Bolitho richtete sein Teleskop auf das ferne Land: Haiti, das etwa fünfzehn Seemeilen querab liegen mußte. Trotz dieser Entfernung ging eine Drohung von ihm aus. Wenn irgend möglich, mieden die Seeleute seine Küsten mit ihrem Hexenzauber und ihren schauerlichen Riten.

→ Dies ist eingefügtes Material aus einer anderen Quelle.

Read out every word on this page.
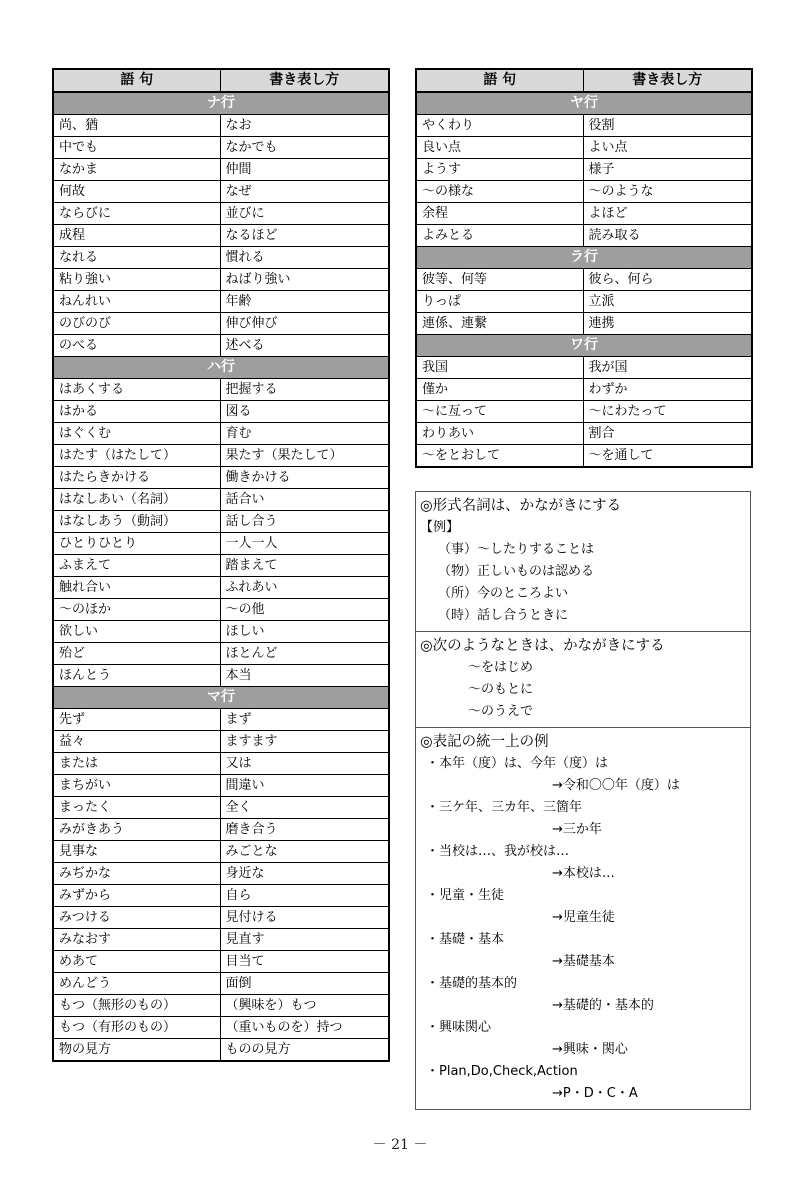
語 句	書き表し方
ナ行	
尚、猶	なお
中でも	なかでも
なかま	仲間
何故	なぜ
ならびに	並びに
成程	なるほど
なれる	慣れる
粘り強い	ねばり強い
ねんれい	年齢
のびのび	伸び伸び
のべる	述べる
ハ行	
はあくする	把握する
はかる	図る
はぐくむ	育む
はたす（はたして）	果たす（果たして）
はたらきかける	働きかける
はなしあい（名詞）	話合い
はなしあう（動詞）	話し合う
ひとりひとり	一人一人
ふまえて	踏まえて
触れ合い	ふれあい
～のほか	～の他
欲しい	ほしい
殆ど	ほとんど
ほんとう	本当
マ行	
先ず	まず
益々	ますます
または	又は
まちがい	間違い
まったく	全く
みがきあう	磨き合う
見事な	みごとな
みぢかな	身近な
みずから	自ら
みつける	見付ける
みなおす	見直す
めあて	目当て
めんどう	面倒
もつ（無形のもの）	（興味を）もつ
もつ（有形のもの）	（重いものを）持つ
物の見方	ものの見方
語 句	書き表し方
ヤ行	
やくわり	役割
良い点	よい点
ようす	様子
～の様な	～のような
余程	よほど
よみとる	読み取る
ラ行	
彼等、何等	彼ら、何ら
りっぱ	立派
連係、連繋	連携
ワ行	
我国	我が国
僅か	わずか
～に亙って	～にわたって
わりあい	割合
～をとおして	～を通して
◎形式名詞は、かながきにする
【例】
（事）～したりすることは
（物）正しいものは認める
（所）今のところよい
（時）話し合うときに
◎次のようなときは、かながきにする
～をはじめ
～のもとに
～のうえで
◎表記の統一上の例
・本年（度）は、今年（度）は
→令和〇〇年（度）は
・三ケ年、三カ年、三箇年
→三か年
・当校は…、我が校は…
→本校は…
・児童・生徒
→児童生徒
・基礎・基本
→基礎基本
・基礎的基本的
→基礎的・基本的
・興味関心
→興味・関心
・Plan,Do,Check,Action
→P・D・C・A
－ 21 －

Flaute hatte Achates noch einen Tag länger in San Felipe festgehalten, aber jetzt füllte ein stetiger Nordost ihre Segel, und sie strebte auf die Windward Passage zu, als beseele sie ein eigener Wille. Diese Durchfahrt zwischen Kuba und Haiti war an ihrer engsten Stelle kaum siebzig Meilen breit. Wenn San Felipe in Feindbesitz war, konnte ein Konvoi sich nur unter hohen Verlusten hier ein Durchkommen erzwingen. Je länger er darüber nachdachte, desto unbegreiflicher schienen Bolitho die Befehle, die er in London erhalten hatte.